A WordPress plugin with over 2 million active installations left its users open to an alarming security flaw. The popular Advanced Custom Fields (ACF) plugin by WP Engine allows WordPress admins to add custom fields throughout their sites for an enhanced content management system experience. However, if left unpatched, this plugin has a ‘high severity’ reflected XSS (Cross Site Scripting) vulnerability.
Before we go on, it is important to note that the Advanced Custom Fields plugin has been patched, with the release of version 6.1.6, and that is why security researchers can now talk openly about the headlining flaw.
The ACF plugin’s reflected XSS vulnerability would allow unauthorized users of the site to potentially steal sensitive information. It was possible that a malicious actor could use the plugin’s vulnerability to inject malicious scripts, such as redirects, advertisements, and other HTML payloads. Later, when guests visited the site that had been tampered with, the malicious scripts could execute.
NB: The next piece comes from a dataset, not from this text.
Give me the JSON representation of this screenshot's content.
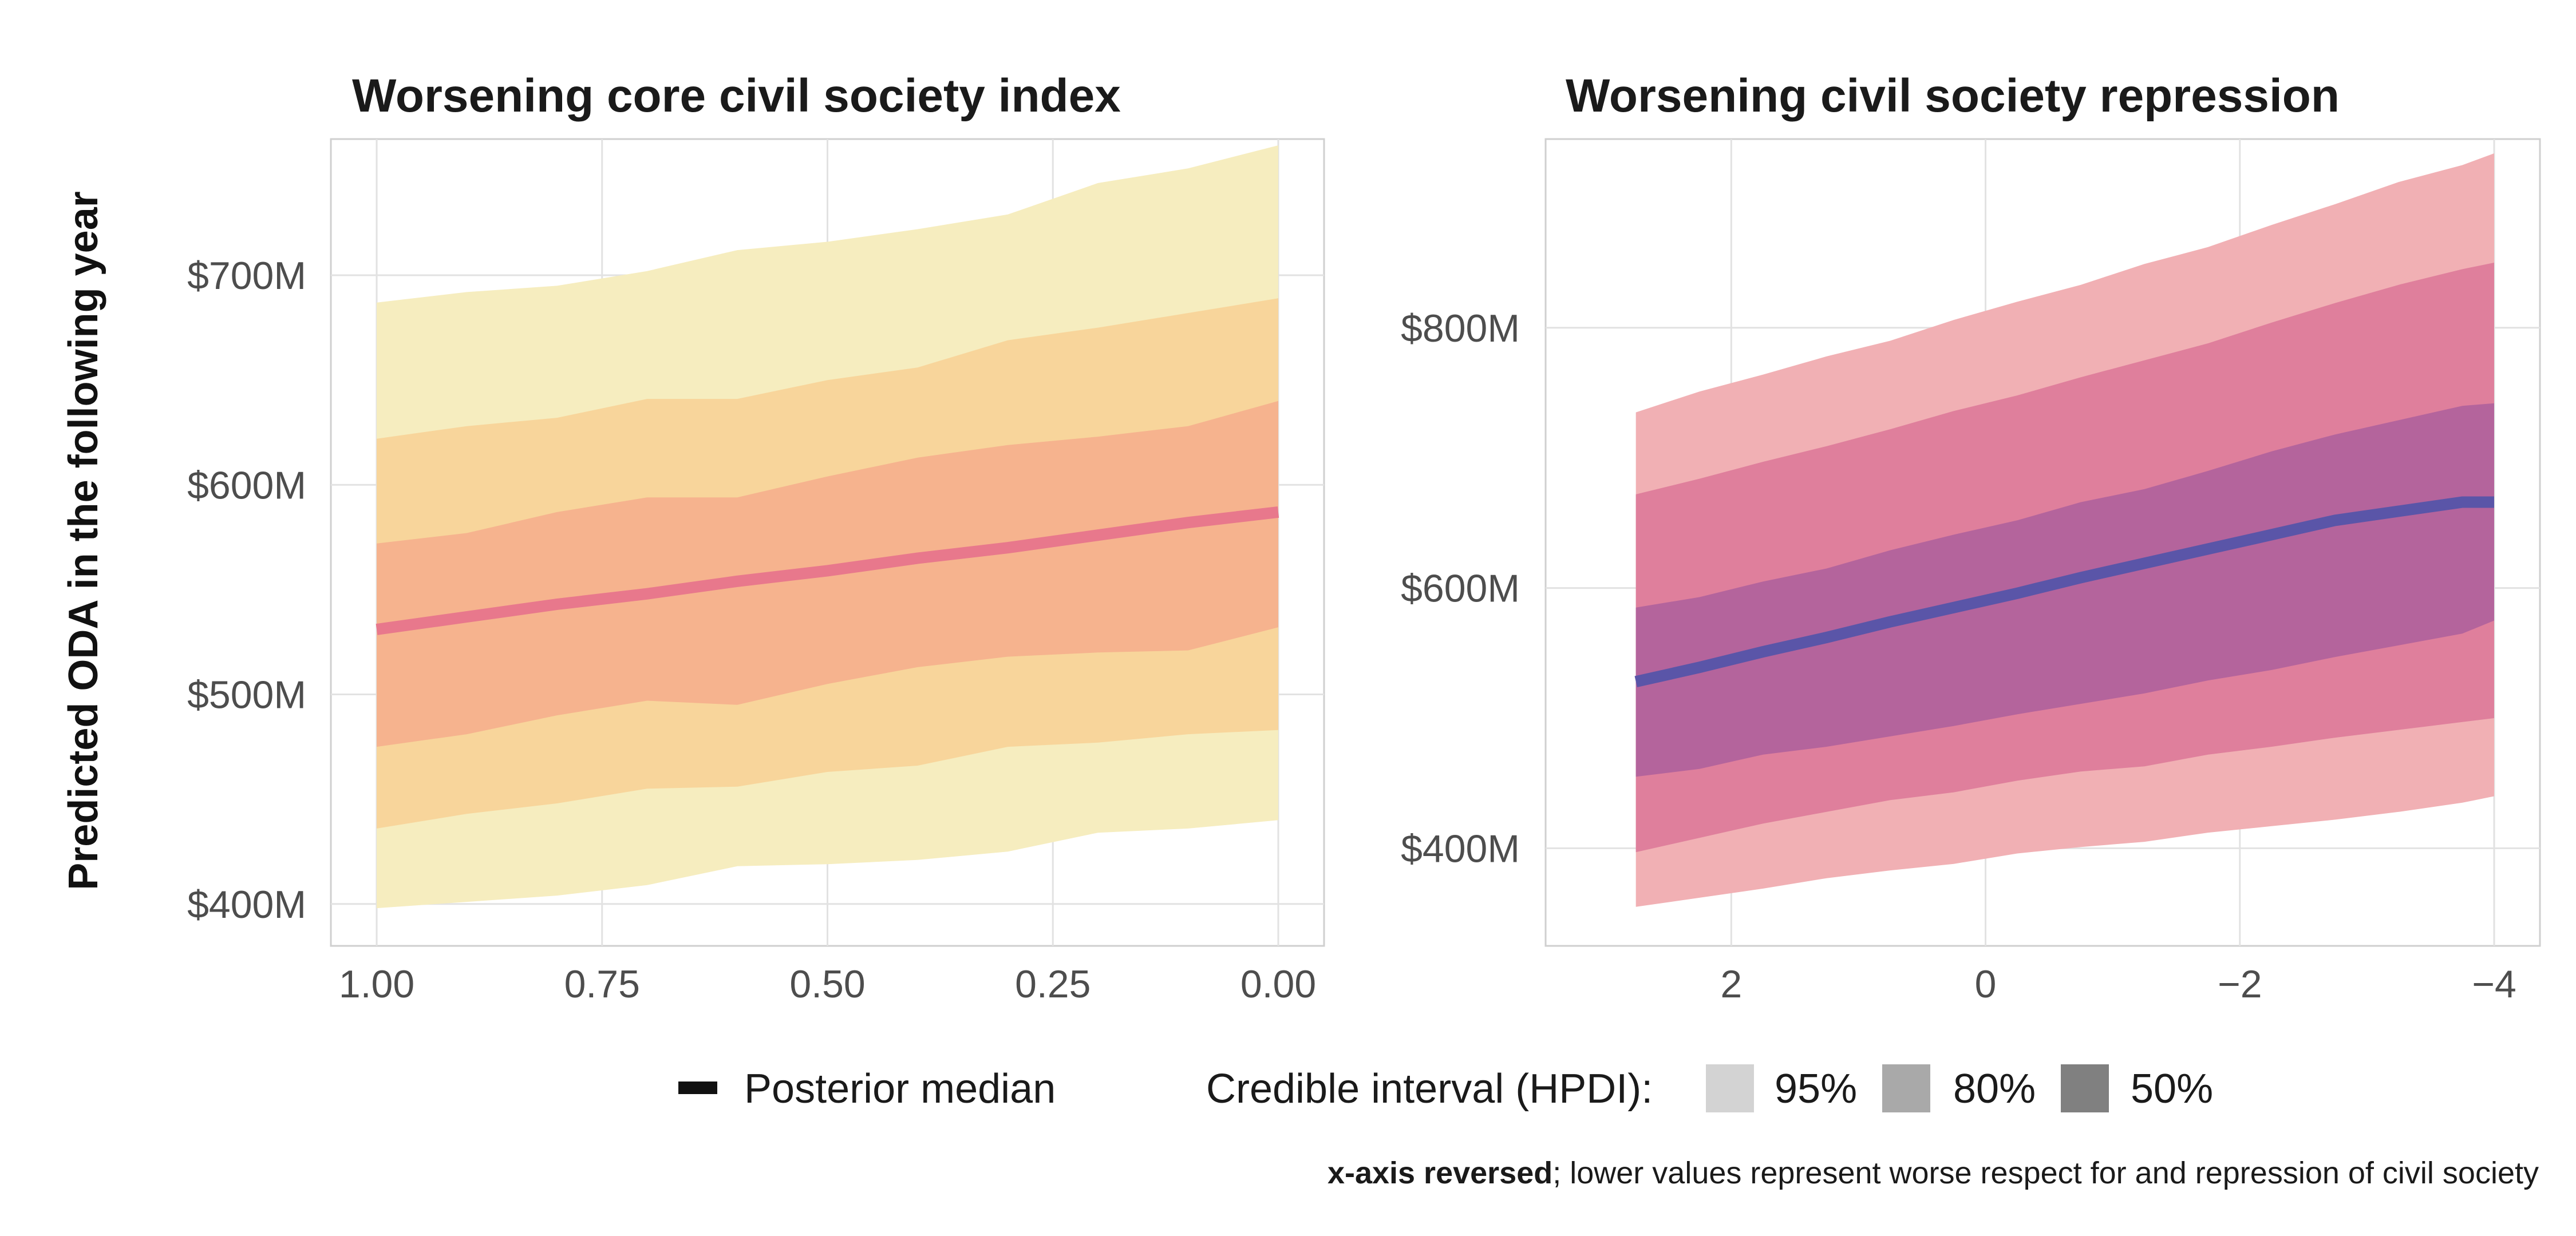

Exploiting the plugin flaw in the plugin isn’t a trivial task, though. In order to do their dirty deeds, a malicious actor needs to prepare, and indulge in some subterfuge. The reflected XSS vulnerability requires a would-be attacker to trick a privileged user into visiting a crafted URL path on the site. Only subsequently, after gaining escalated privileges, are they be able to start injecting code due to the vulnerability in ACF versions prior to 6.1.6.
WordPress is one of the most popular content management systems (CMS) available, accounting for over 40% of the content on the web, and is therefore a big target for hackers. In addition to the core CMS code, WordPress installs are usually stuffed full of custom code in the form of themes, extensions and plugins. All of these components – and the hosting server – expose a very broad attack surface for hackers and malicious actors.
The developers of WordPress and security plugins have done a lot over recent years to shut down vulnerabilities with auto-updates and more, but the openness of the system, number of plugins, people neglecting their online properties, and more can mean owning a WordPress site is like running a digital whack-a-mole machine.